With this in mind, we can understand the term ‘vayahel,’ regardless of whether it means ‘And he started,’ or ‘And he waited.’ According to the former interpretation, it means that Noah started the world anew by planting a vineyard, as planting a vineyard was key to the world’s success. It was the means of tending a garden, becoming intoxicated and undressing positively. But if ‘vayahel’ means that Noah waited, we must interpret the narrative differently. It would mean that Noah waited for the vineyard and beyond to achieve this exalted status, – the status of Adam pre-sin – as the vineyard is the key to his strategy. Noah could not achieve this state without tending the land, and becoming intoxicated.

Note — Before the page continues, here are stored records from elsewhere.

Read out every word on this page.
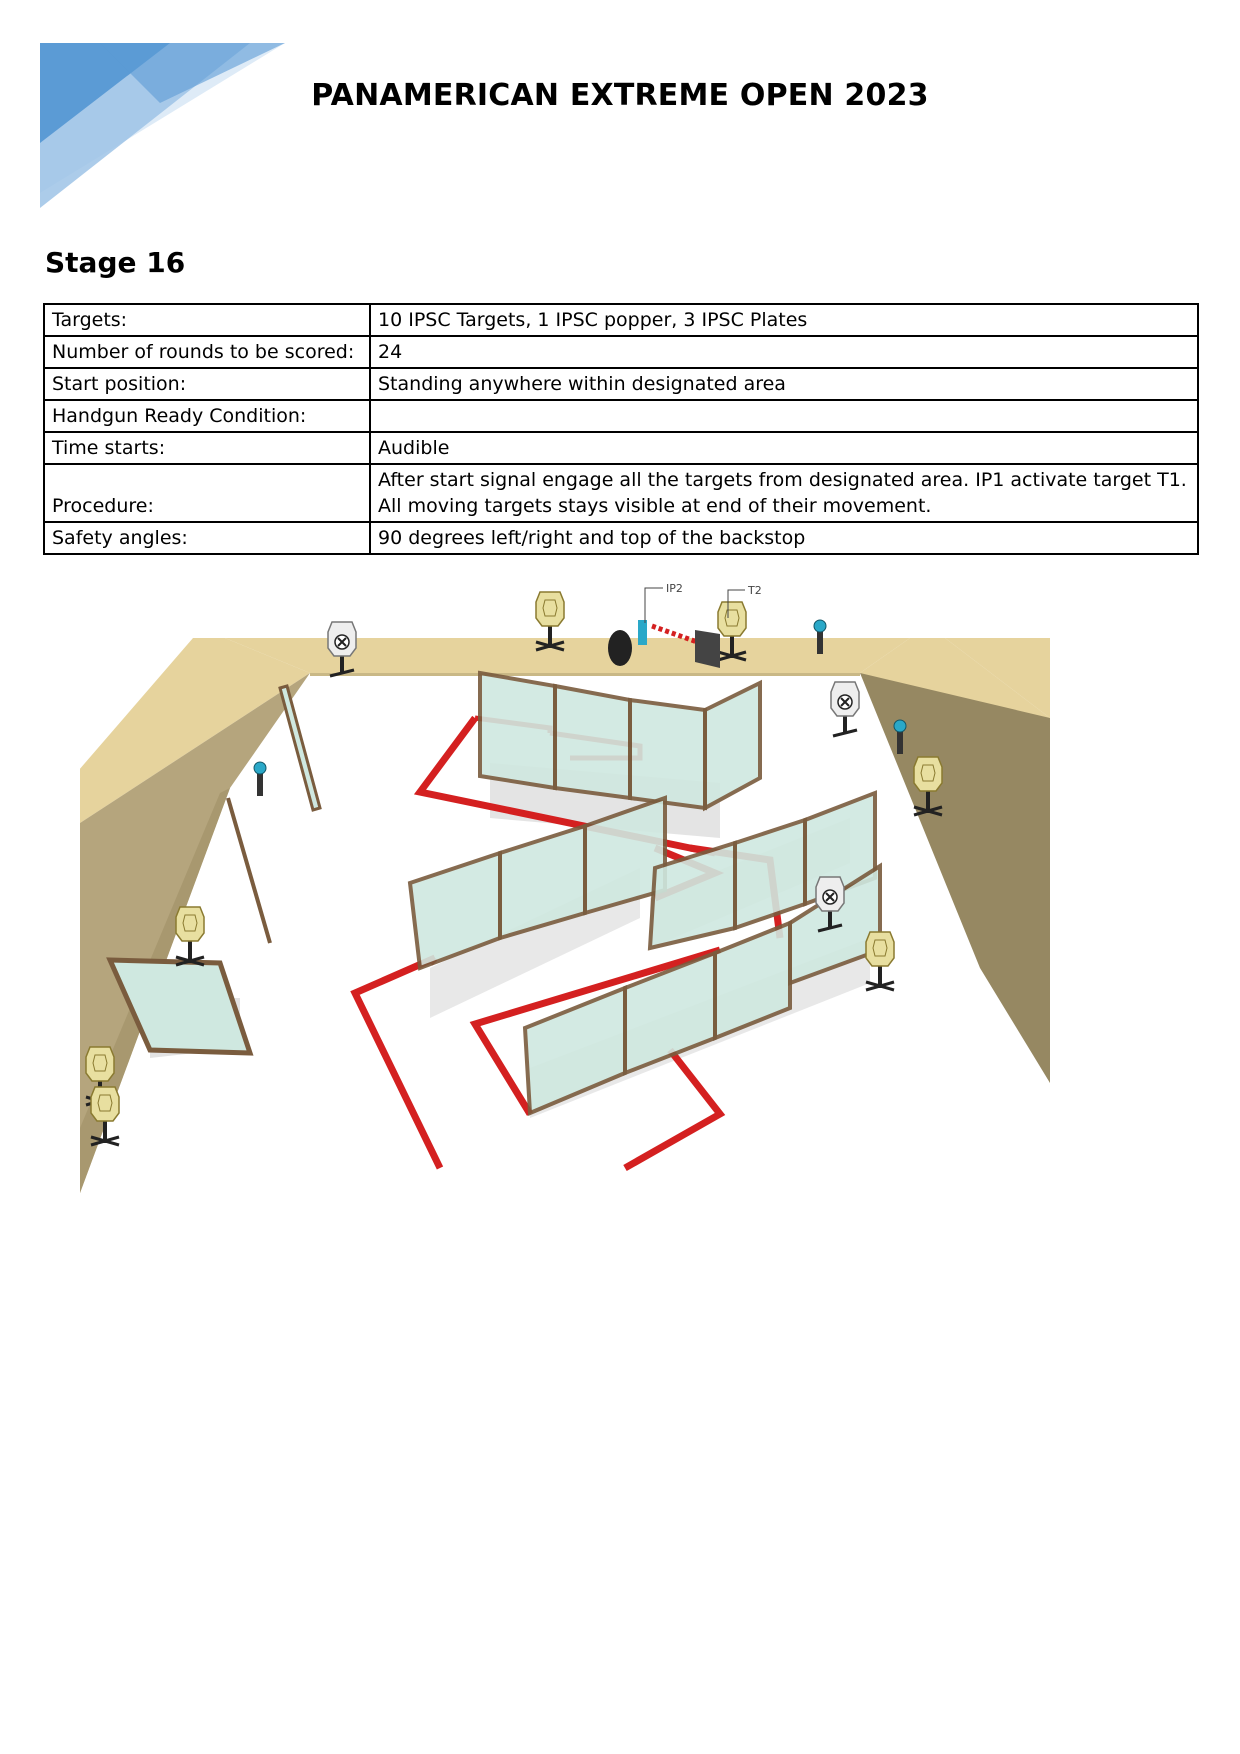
PANAMERICAN EXTREME OPEN 2023
Stage 16
Targets:	10 IPSC Targets, 1 IPSC popper, 3 IPSC Plates
Number of rounds to be scored:	24
Start position:	Standing anywhere within designated area
Handgun Ready Condition:	
Time starts:	Audible
Procedure:	After start signal engage all the targets from designated area. IP1 activate target T1. All moving targets stays visible at end of their movement.
Safety angles:	90 degrees left/right and top of the backstop
IP2	T2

The fact that the world was repopulated by Noah’s sons and them alone is also now important. This point is not just introducing the obvious, but is also excluding Noah from the list of progenitors. As Noah had a completely different agenda, he never intended to have more children. Let us not forget that Adam only had relations with Ḥava post-sin and post expulsion (as the Torah, but not Midrashim, makes abundantly clear). The pre-sin Adam did not even know he was naked. Sexuality was not a concept that Adam or Ḥava could relate to. Accordingly, by introducing that only Noah’s three sons fathered children is a keen insight into the way that Noah chose to live his life, and is therefore an apt introduction to the section of Ham’s sin.